Higher incidence of death, damage from strokes points to inequality of care.

February 15, 2009, 5:31 PM

Feb. 15, 2009 -- A focus at the International Stroke Conference this week in San Diego will be the growing epidemic of women having strokes. According to the American Heart Association, an estimated 3.9 million women in the U.S. suffer a stroke each year and 87,000 die from it. New research reveals that not only do women pay a much higher price for a stroke than men -- they are often getting less aggressive care.

A stroke does not treat its victims equally. Women are more likely to die from a stroke than men. And if they survive, women are more likely to be severely disabled. And this latest research suggests that part of the reason may be that women are often getting inferior medical care.

"Women are not getting the treatment they need. And if they ever get it, it's late. Sometimes too late to do them any good," said Dr. Sharonne Hayes of the Mayo Clinic in Rochester, Minn.

Data from more than a thousand U.S. hospitals reveals that women are less likely to receive timely stroke treatments like clot-busting drugs and blood thinners or basics like aspirin and cholesterol drugs to prevent a stroke.

"This situation is not acceptable and there is no excuse for it, because these are the guidelines. We know what we're supposed to do and we're not doing it," said Dr. Hayes.

One study found that emergency room doctors were significantly less likely to even diagnose strokes in women, as compared to men.

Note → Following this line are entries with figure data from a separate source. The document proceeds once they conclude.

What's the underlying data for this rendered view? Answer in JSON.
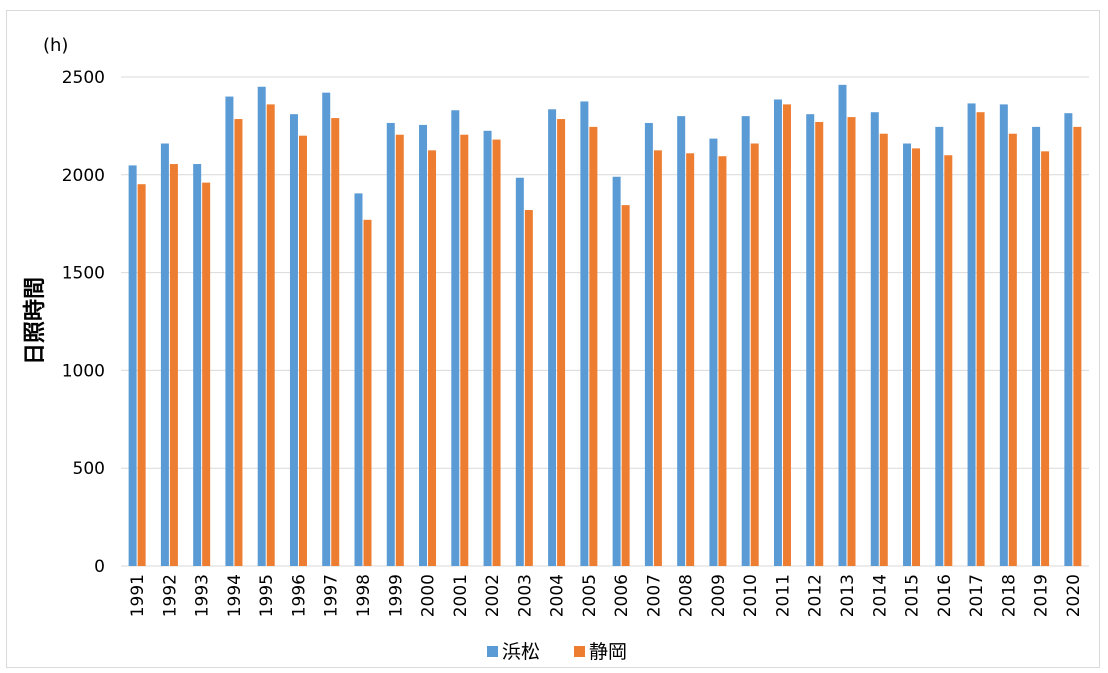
{
  "chart_data": {
    "type": "bar",
    "unit_label": "(h)",
    "ylabel": "日照時間",
    "xlabel": "",
    "ylim": [
      0,
      2500
    ],
    "yticks": [
      0,
      500,
      1000,
      1500,
      2000,
      2500
    ],
    "grid": true,
    "legend_position": "bottom",
    "categories": [
      "1991",
      "1992",
      "1993",
      "1994",
      "1995",
      "1996",
      "1997",
      "1998",
      "1999",
      "2000",
      "2001",
      "2002",
      "2003",
      "2004",
      "2005",
      "2006",
      "2007",
      "2008",
      "2009",
      "2010",
      "2011",
      "2012",
      "2013",
      "2014",
      "2015",
      "2016",
      "2017",
      "2018",
      "2019",
      "2020"
    ],
    "series": [
      {
        "name": "浜松",
        "color": "#5b9bd5",
        "values": [
          2048,
          2160,
          2055,
          2400,
          2450,
          2310,
          2420,
          1905,
          2265,
          2255,
          2330,
          2225,
          1985,
          2335,
          2375,
          1990,
          2265,
          2300,
          2185,
          2300,
          2385,
          2310,
          2460,
          2320,
          2160,
          2245,
          2365,
          2360,
          2245,
          2315
        ]
      },
      {
        "name": "静岡",
        "color": "#ed7d31",
        "values": [
          1952,
          2055,
          1960,
          2285,
          2360,
          2200,
          2290,
          1770,
          2205,
          2125,
          2205,
          2180,
          1820,
          2285,
          2245,
          1845,
          2125,
          2110,
          2095,
          2160,
          2360,
          2270,
          2295,
          2210,
          2135,
          2100,
          2320,
          2210,
          2120,
          2245
        ]
      }
    ]
  }
}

Making matters worse, researchers predict the number of women having strokes will grow ever larger because more and more women have uncontrolled high blood pressure.

Persistent high blood pressure (a rate of 140/90 or higher) damages the blood vessels leading to the brain, so blood clots form more easily. While the rate of men with uncontrolled high blood pressure has remained at a constant 17 percent over the last decade, the rate among women has jumped from 17 percent to 22 percent, putting millions more women at risk.

Fifty-three-year-old Diana Fite had high blood pressure for several years and did nothing about it. Then, while driving her car outside of Houston, she suffered a massive stroke. "The car started to swerve back and forth. I went from being extremely weak to no strength at all in my right hand or right foot," said Fite. It took several days and powerful medications, but Fite's paralysis slowly lifted. Of all people, Fite should have known the risks of high blood pressure. Fite is a medical doctor.

"I am extremely lucky. There is no excuse for not taking care of the high blood pressure. I was definitely in denial and I have clearly learned my lesson," said Fite.

The good news is that reducing high blood pressure to healthy levels reduces the risk of a stroke by half... for both men AND women.